Heavy nitrogen fertilizer applications or over watering frequently contribute to thatch because they cause the lawn to grow excessively fast. Avoid over fertilizing and over watering. Use a slow release, granular fertilizer like the one used by Lawn-A-Mat uses as part of the Greenskeeper Program.
Despite popular belief, short clippings dropped on the lawn after mowing are not the cause of thatch buildup. Clippings are very high in water content and breakdown rapidly when returned to lawns after mowing, assuming lawns are mowed on a regular basis and not more than 1/3 of the grass blade is removed.
What is De-Thatching?
De-Thatching is the action of removing thatch. This is done with either a de-thatcher or vertical mower. Mechanical thatching is very destructive to the roots because if there is a thatch buildup, grass roots will be in the thatch layer and not in the soil, so plants will tear out easily. Over seeding is usually required afterwards.

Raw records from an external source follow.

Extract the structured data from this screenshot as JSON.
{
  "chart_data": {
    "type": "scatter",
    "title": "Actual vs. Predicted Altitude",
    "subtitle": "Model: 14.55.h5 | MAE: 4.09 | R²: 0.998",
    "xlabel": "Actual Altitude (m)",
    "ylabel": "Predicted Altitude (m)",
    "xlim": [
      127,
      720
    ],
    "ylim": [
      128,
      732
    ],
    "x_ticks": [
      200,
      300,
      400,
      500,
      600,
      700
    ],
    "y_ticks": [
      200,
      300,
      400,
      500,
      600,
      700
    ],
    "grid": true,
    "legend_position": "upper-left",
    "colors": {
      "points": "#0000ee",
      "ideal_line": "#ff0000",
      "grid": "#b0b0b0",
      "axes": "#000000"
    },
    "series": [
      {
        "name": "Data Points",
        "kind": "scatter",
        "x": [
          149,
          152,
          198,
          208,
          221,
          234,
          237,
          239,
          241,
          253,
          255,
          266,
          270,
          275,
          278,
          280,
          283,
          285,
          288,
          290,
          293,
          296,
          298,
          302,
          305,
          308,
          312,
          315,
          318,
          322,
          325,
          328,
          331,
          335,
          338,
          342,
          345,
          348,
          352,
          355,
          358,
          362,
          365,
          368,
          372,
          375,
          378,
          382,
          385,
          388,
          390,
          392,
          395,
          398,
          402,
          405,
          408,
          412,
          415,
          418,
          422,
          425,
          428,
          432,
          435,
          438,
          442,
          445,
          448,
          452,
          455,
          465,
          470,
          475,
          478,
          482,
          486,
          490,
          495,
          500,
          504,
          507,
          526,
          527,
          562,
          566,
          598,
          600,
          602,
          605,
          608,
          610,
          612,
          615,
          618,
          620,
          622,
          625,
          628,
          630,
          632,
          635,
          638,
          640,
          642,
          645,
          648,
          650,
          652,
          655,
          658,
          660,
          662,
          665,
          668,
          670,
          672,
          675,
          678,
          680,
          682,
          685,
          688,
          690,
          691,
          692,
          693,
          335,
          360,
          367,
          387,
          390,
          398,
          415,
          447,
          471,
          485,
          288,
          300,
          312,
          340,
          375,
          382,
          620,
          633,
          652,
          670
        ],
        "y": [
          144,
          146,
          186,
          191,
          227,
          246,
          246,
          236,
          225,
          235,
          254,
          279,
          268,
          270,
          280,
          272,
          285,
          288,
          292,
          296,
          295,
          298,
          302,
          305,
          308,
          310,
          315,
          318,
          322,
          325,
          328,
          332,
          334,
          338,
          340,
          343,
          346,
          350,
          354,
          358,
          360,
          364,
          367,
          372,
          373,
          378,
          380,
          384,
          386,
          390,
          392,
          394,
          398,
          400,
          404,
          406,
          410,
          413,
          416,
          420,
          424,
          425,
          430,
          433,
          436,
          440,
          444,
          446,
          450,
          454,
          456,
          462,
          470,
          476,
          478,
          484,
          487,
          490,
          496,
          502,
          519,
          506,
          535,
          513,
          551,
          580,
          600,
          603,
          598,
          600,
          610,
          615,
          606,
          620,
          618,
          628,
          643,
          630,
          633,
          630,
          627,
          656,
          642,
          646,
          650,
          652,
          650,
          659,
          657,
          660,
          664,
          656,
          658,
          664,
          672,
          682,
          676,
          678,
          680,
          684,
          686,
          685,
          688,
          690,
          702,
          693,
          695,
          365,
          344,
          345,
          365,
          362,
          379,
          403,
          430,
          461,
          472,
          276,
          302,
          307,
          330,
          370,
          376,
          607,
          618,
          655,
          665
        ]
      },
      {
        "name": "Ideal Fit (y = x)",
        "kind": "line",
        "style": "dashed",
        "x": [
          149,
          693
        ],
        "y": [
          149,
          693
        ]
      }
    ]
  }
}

When Is the Best Time to De-Thatch?
The best to de-thatch is in late August. This will provide optimum reseeding timing. De-thatching done in the spring as part of clean up should be avoided because the turf grass is dormant and will be damaged. If damage occurs from thatching, seeding may not be possible due to the impending pre-emergent application.
Warning: De-thatching should not be used as a method of Spring cleaning unless the process is being done to remove an overly thick thatch layer and, should never be done in shady areas. Damage to your lawn will result if de-thatching is done if it is not necessary.